Now. I mix it all together to make the thesis statement: The purpose of learning (the end result of reading) is to actively and for as long as possible incorporate the concepts introduced into your conscious awareness. This is NOT accomplished with short cuts. Nor is it accomplished by quantity. Racing through college, speed-reading a million words a day, packing your brain with facts. Am I the only one who watches these television programs on compulsive hoarders?

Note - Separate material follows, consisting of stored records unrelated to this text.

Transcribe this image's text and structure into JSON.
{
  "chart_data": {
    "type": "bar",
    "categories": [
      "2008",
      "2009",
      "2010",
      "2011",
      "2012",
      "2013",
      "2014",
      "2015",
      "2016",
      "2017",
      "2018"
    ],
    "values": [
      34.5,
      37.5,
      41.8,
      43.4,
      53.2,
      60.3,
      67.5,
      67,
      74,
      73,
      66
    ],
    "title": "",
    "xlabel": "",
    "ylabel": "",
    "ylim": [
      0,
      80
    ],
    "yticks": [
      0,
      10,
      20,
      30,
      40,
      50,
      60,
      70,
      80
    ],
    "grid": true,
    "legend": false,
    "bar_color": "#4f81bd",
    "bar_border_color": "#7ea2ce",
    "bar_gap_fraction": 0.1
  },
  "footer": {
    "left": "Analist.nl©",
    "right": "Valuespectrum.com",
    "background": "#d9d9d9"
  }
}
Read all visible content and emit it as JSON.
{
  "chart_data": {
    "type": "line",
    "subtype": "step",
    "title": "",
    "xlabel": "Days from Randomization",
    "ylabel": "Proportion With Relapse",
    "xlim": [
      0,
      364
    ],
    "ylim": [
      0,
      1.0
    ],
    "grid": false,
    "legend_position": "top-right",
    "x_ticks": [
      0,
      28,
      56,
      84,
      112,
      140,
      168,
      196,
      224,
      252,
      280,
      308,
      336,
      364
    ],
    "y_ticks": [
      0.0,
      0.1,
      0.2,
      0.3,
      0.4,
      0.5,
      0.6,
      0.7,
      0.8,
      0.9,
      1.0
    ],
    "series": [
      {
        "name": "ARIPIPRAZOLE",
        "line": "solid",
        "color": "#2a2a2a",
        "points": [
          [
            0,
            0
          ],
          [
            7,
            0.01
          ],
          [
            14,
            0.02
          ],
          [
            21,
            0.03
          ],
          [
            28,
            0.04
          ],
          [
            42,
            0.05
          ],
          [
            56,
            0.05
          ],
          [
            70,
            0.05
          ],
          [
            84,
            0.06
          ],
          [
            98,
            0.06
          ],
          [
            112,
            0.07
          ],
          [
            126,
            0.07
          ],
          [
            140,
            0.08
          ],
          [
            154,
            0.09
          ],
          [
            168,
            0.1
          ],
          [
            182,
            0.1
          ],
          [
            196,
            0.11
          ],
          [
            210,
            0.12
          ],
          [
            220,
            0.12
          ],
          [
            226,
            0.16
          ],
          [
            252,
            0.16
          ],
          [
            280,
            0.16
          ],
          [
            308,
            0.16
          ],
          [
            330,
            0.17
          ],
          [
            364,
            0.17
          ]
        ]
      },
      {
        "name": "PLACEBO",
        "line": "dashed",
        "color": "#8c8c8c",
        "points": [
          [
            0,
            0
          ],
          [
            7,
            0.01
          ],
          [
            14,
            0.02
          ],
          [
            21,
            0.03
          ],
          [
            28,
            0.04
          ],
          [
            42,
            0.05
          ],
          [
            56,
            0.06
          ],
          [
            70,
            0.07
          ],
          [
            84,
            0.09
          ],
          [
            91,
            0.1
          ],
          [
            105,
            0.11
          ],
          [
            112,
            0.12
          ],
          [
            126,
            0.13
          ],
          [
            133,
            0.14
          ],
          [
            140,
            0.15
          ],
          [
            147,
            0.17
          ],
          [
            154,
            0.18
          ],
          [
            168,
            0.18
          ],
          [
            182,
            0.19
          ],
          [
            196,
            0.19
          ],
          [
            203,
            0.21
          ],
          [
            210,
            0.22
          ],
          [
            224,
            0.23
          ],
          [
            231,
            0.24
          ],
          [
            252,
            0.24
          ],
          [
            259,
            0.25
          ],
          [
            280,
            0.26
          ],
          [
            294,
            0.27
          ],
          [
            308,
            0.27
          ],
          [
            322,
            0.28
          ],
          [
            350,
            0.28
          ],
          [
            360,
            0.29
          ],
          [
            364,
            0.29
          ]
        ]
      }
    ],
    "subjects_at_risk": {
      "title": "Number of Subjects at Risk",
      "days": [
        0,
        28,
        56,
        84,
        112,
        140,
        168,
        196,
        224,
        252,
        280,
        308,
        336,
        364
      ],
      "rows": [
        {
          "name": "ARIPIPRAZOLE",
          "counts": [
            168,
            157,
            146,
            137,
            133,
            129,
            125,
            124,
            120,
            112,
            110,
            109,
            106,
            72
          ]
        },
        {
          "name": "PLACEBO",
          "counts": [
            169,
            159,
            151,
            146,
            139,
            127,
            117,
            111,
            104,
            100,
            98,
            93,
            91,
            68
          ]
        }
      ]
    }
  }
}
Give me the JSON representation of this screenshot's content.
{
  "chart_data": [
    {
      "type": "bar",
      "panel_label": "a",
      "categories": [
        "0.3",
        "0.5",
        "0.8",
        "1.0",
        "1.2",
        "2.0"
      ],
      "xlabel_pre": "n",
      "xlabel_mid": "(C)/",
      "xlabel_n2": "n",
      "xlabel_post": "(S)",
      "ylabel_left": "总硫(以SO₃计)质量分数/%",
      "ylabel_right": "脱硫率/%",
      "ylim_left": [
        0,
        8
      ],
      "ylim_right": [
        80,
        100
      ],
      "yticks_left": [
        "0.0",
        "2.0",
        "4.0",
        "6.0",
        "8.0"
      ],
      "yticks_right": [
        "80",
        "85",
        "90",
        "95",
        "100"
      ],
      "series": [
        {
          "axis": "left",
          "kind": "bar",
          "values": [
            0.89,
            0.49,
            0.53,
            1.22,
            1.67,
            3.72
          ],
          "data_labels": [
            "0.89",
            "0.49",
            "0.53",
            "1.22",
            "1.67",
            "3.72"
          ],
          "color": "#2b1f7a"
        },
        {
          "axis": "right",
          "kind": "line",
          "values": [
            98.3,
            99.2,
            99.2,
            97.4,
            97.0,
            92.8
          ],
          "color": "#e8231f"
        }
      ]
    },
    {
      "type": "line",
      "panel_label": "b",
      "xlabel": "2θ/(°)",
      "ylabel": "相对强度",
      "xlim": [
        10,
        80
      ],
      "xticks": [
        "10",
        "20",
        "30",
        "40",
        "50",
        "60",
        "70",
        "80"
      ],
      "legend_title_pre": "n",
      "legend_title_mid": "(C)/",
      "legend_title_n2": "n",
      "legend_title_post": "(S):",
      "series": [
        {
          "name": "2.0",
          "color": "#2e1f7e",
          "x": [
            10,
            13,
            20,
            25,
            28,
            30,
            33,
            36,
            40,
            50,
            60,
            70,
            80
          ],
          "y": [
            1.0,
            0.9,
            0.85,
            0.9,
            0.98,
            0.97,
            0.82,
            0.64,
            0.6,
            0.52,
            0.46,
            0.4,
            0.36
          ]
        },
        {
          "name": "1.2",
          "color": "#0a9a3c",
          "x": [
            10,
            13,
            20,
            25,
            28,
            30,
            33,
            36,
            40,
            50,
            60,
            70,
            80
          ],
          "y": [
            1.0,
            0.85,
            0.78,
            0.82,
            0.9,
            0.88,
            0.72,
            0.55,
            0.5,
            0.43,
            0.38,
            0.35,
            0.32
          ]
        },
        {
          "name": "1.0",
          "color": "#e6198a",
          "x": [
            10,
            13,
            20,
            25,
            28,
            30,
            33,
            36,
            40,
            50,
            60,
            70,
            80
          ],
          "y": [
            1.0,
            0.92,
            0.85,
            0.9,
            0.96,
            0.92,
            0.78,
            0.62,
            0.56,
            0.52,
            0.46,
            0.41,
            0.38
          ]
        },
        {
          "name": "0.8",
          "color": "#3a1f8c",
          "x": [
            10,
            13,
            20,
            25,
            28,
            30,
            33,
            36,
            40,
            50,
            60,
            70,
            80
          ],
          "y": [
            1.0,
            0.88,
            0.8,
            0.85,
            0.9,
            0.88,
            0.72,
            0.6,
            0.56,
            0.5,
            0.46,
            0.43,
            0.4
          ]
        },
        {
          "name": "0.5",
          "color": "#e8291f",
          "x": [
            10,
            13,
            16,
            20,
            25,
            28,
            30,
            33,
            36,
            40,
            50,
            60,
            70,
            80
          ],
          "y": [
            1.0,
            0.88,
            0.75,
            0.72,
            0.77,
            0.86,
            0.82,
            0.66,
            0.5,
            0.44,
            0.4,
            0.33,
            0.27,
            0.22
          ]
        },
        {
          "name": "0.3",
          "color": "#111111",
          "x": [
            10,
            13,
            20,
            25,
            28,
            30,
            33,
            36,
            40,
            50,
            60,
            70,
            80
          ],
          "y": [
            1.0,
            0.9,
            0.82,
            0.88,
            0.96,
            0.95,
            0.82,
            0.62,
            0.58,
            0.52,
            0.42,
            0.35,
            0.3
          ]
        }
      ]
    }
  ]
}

Every book you read (with some very small areas of exception, such as math or chemistry) contains assertions and opinions that are wrong or imprecise. I swear to God, that’s not a plot on anyone’s part; it’s just the publishing industry. Barbara Tuchman made a two-day mistake in “Guns of August” about the timeline of Russia’s involvement in WWI. Does it mean the woman’s completely wrong on everything? No. But she isn’t infallible.

Learning, as MacDonald mentions, is a necessary component of survival, just like eating. What’s the first thing you learn in a kitchen? Don’t run. Don’t hurry. Don’t look away from the knife. There are reasons, very good ones, for why the best things that come out of a kitchen take time. You want shortcuts? Go ahead, shove that frozen tray of processed junk into the microwave. It’ll be the temperature of molten lead in under five minutes and you can wolf it down straightaway so you can get back to racing through what will still be a trivially minute percentage of human knowledge by the time you’re done.

Slow down. Paraphrase the Shakers: read each book as though today was your last day on Earth, and as though you had all the time in the world to finish.

I’m not trying to sound like Grumpy Old Man, but I’ve worked in the corporate world for 20-odd years, and the biggest, absolutely most misery-inducing thing is when someone comes along with the whiz-bang newest solution to “inefficiency.” Whether it’s the bullshit of Six Sigma or “Who Moved My Cheese?” or the nonsense of forbidding anyone to say there’s a “problem” (it’s a “challenge” or an “opportunity”), a whole lot of people continue to insist that the new way is great and the old way is crap. Sometimes, that’s true. But usually, it’s because the person who’s telling you the new way is better has a couple thousand bottles of “new way” in a warehouse somewhere.

And I’m stepping off my soapbox.

From my point of view … speed reading works as long as you get confident about it . When you read and understand what you read , you get confident .
For example … if you buy yourself a new car , you give it all the attention you have that day . Your mind is captured by that car , you can’t think of anything else that day . But after 2 weeks , you may be interested in something else . Your car’s value has dropped in your eyes , you are maybe even bored by it . That effect is also true with text . If you read something very slow for the first time … it has some sort of energy to it . If you read only like this … it won’t get you very far , because you will get bored . You need to change the pace sometimes . To force yourself to do something new . I study German … and I found out for example , that if I change the pace of the clip , I make much faster progress . Much much faster , because my mind will be connected to that new thing, it won’t wander off . So Kinma is right . And I think , going very slow has advantages as speed reading . Photoreading also has it’s advantages , but the advantages are more subtle . As long as you get confident when doing something … it will have a positive effect on you .

My recommendation is

Reading with the right brain by David Butler

Based on theories provided in Drawing with the right brain by Betty Edwards, which is available at archive.org. Drawing with the Right Brain is taught all over the country to multiple corporations searching for new techniques to improve their decision making and creative processes.

Mr. Butler attempts to convince the reader that improving reading relies entirely on two things,

  1. activating the right side of the brain (which has also been identified as the diffuse thinking system by Barbara Oakley, and system 2 by Daniel Kahneman).
  2. improving comprehension (accomplished mainly through creating a mental movie, similar to Ramon Campayo’s technique)

the book is the best I have seen on this topic, and offers the first 1000 words of many books to practice on.